The main takeaway is that this work proposes predicting overloaded experts in MoE models and replicating them on the fly to improve GPU utilization during inference. They report up to 3x speedups on Switch-base models while keeping accuracy close to the original. What is new here is the specific use of a predictive model to decide on expert replication ahead of batches, combined with prefetching to reduce idle time from load imbalance. This is not just another load balancer; it tries to anticipate the sparsity pattern and duplicate compute resources where needed.
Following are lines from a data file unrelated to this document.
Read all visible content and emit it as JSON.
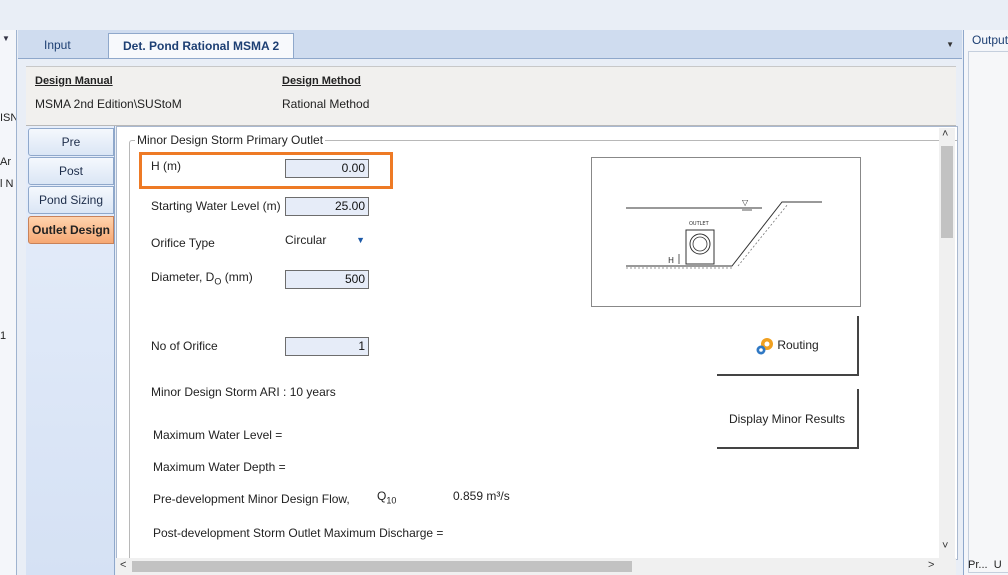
{
  "left_panel": {
    "labels": [
      "ISN",
      "Ar",
      "l N",
      "1"
    ]
  },
  "tabs": [
    {
      "label": "Input"
    },
    {
      "label": "Det. Pond Rational MSMA 2"
    }
  ],
  "header": {
    "design_manual_label": "Design Manual",
    "design_manual_value": "MSMA 2nd Edition\\SUStoM",
    "design_method_label": "Design Method",
    "design_method_value": "Rational Method"
  },
  "side_tabs": [
    {
      "label": "Pre"
    },
    {
      "label": "Post"
    },
    {
      "label": "Pond Sizing"
    },
    {
      "label": "Outlet Design"
    }
  ],
  "form": {
    "group_title": "Minor Design Storm Primary Outlet",
    "h_label": "H (m)",
    "h_value": "0.00",
    "start_level_label": "Starting Water Level (m)",
    "start_level_value": "25.00",
    "orifice_type_label": "Orifice Type",
    "orifice_type_value": "Circular",
    "diameter_label": "Diameter, D",
    "diameter_sub": "O",
    "diameter_unit": "(mm)",
    "diameter_value": "500",
    "num_orifice_label": "No of Orifice",
    "num_orifice_value": "1",
    "ari_text": "Minor Design Storm ARI : 10 years",
    "max_level_label": "Maximum Water Level =",
    "max_depth_label": "Maximum Water Depth =",
    "pre_dev_label": "Pre-development Minor Design Flow,",
    "q_symbol": "Q",
    "q_sub": "10",
    "q_value": "0.859 m³/s",
    "post_dev_label": "Post-development Storm Outlet Maximum Discharge ="
  },
  "diagram": {
    "outlet_label": "OUTLET",
    "h_marker": "H"
  },
  "buttons": {
    "routing": "Routing",
    "display_minor": "Display Minor Results"
  },
  "right_panel": {
    "title": "Output",
    "bottom_labels": [
      "Pr...",
      "U"
    ]
  }
}
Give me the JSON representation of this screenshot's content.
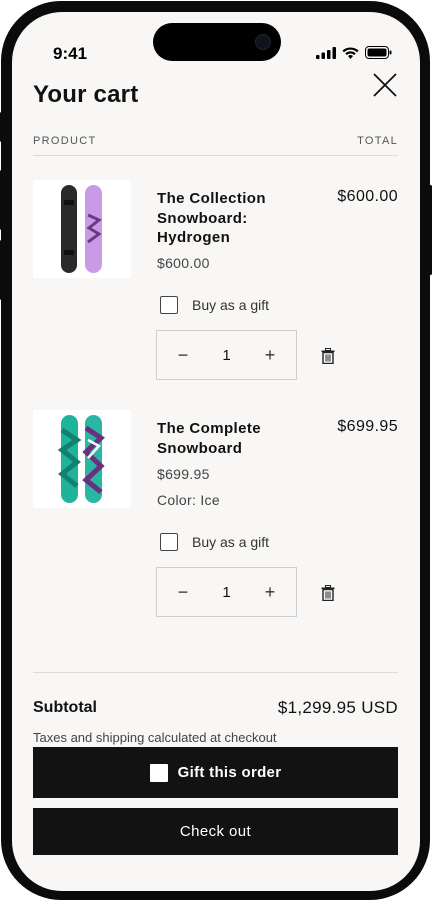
{
  "status": {
    "time": "9:41"
  },
  "cart": {
    "title": "Your cart",
    "columns": {
      "product": "PRODUCT",
      "total": "TOTAL"
    },
    "items": [
      {
        "name": "The Collection Snowboard: Hydrogen",
        "price": "$600.00",
        "total": "$600.00",
        "variant": "",
        "gift_label": "Buy as a gift",
        "gift_checked": false,
        "quantity": "1",
        "minus": "−",
        "plus": "+"
      },
      {
        "name": "The Complete Snowboard",
        "price": "$699.95",
        "total": "$699.95",
        "variant": "Color: Ice",
        "gift_label": "Buy as a gift",
        "gift_checked": false,
        "quantity": "1",
        "minus": "−",
        "plus": "+"
      }
    ],
    "subtotal_label": "Subtotal",
    "subtotal_value": "$1,299.95 USD",
    "taxes_note": "Taxes and shipping calculated at checkout",
    "gift_order_label": "Gift this order",
    "checkout_label": "Check out"
  },
  "icons": {
    "close": "close-icon",
    "trash": "trash-icon",
    "signal": "signal-icon",
    "wifi": "wifi-icon",
    "battery": "battery-icon"
  },
  "colors": {
    "background": "#f8f7f5",
    "button": "#121212",
    "hydrogen_board": "#c99be6",
    "ice_board": "#1fb39a"
  }
}
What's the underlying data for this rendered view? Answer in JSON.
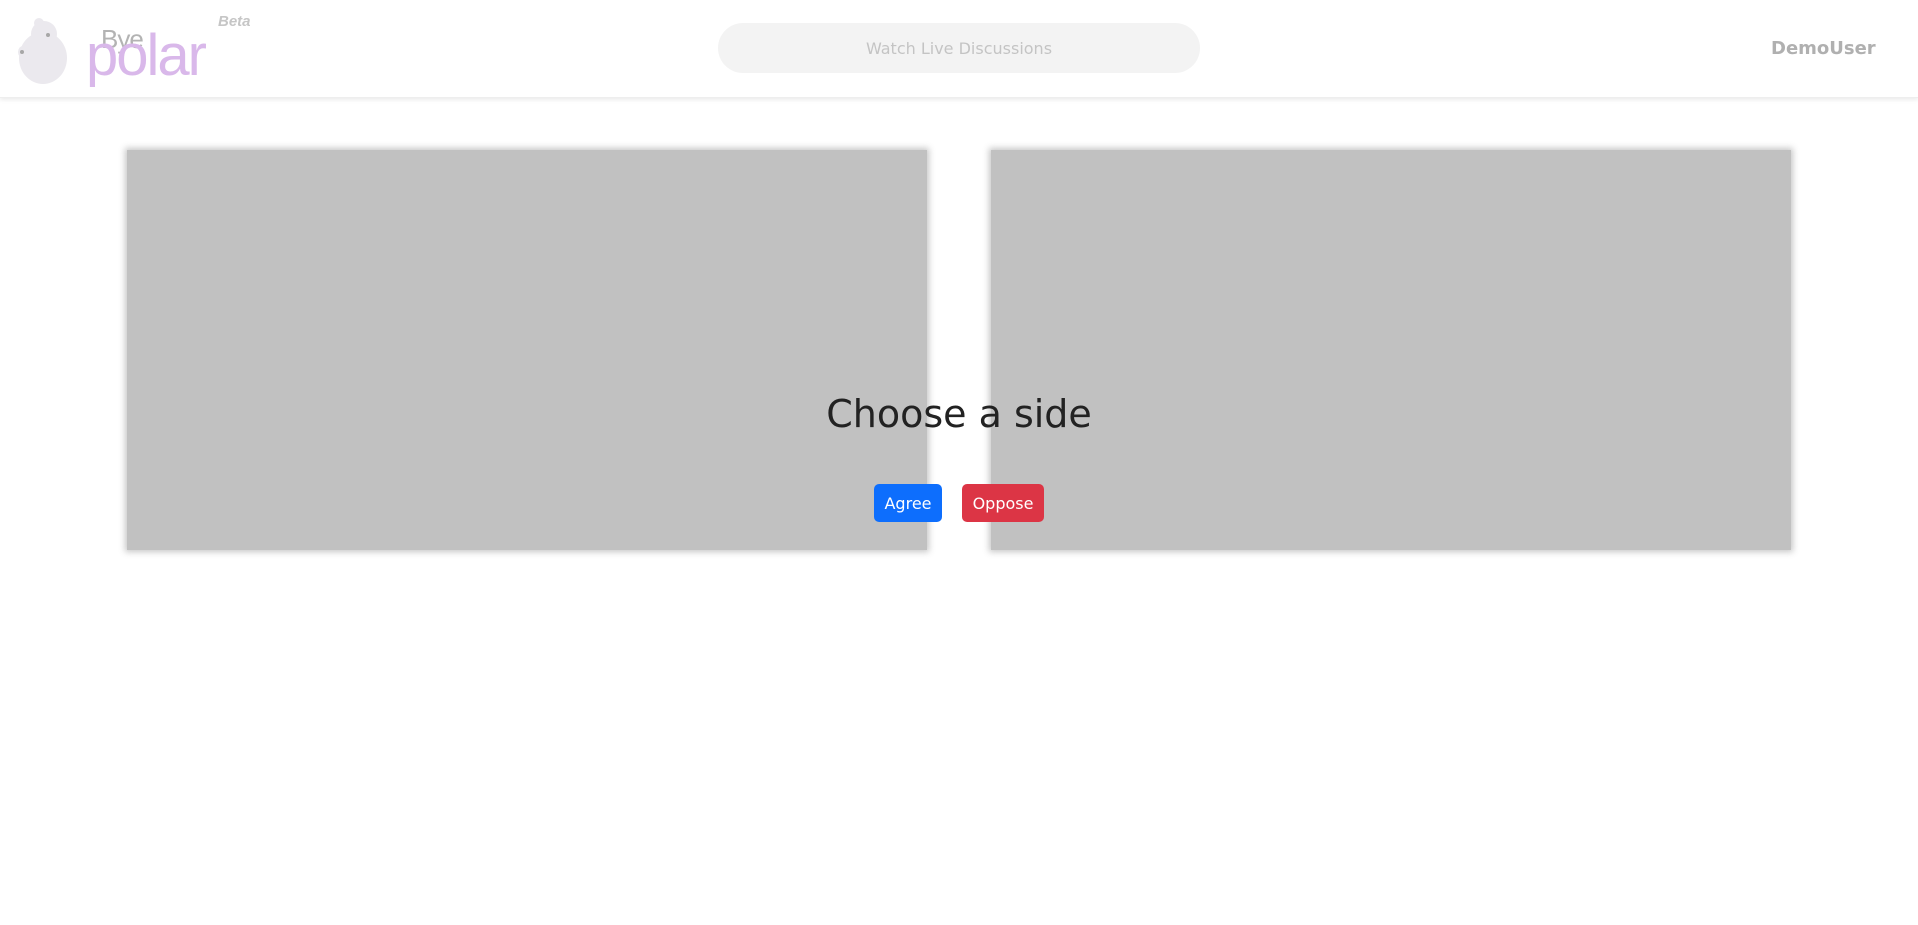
{
  "brand": {
    "bye": "Bye",
    "polar": "polar",
    "beta": "Beta"
  },
  "search": {
    "placeholder": "Watch Live Discussions"
  },
  "user": {
    "name": "DemoUser"
  },
  "main": {
    "heading": "Choose a side",
    "agree_label": "Agree",
    "oppose_label": "Oppose"
  },
  "colors": {
    "agree": "#0d6efd",
    "oppose": "#dc3545",
    "logo_polar": "#d9b8ea",
    "video_placeholder": "#c1c1c1"
  }
}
The paper handles the motivation well by linking the problem directly to how top-k routing creates hot spots. Testing on named large models like Switch-base-128 and 256 gives it some grounding, and the headline numbers on utilization and latency are easy to grasp. The soft spots come down to missing details around the prediction step. The abstract does not report how accurate the overloaded expert predictor is, what threshold they use for replication, or how they account for the extra memory and potential cache misses from copies. Without those, it is difficult to judge whether the gains are robust or depend on particular workloads where the predictor happens to work well. The 90-95% performance preservation is also stated without saying if that is accuracy, perplexity, or something else, and there is no comparison to simpler replication strategies. This kind of paper is aimed at engineers and researchers focused on making large sparse models run faster in practice. Someone implementing an MoE inference system could pick up the idea and try it out, even if they have to design their own predictor. I would recommend sending it for peer review. The core technique addresses a genuine bottleneck, and referees can push for the quantitative validation on the prediction overhead that is currently absent.

Referee Report

2 major / 0 minor

Summary. The paper proposes a dynamic expert replication strategy for Mixture of Experts (MoE) inference that predicts overloaded experts and replicates them to enable concurrent processing across layers. It reports experimental results on Switch-base-128 and Switch-base-256 models claiming near-100% GPU utilization, up to 3x inference speedup, and preservation of 90-95% of baseline performance.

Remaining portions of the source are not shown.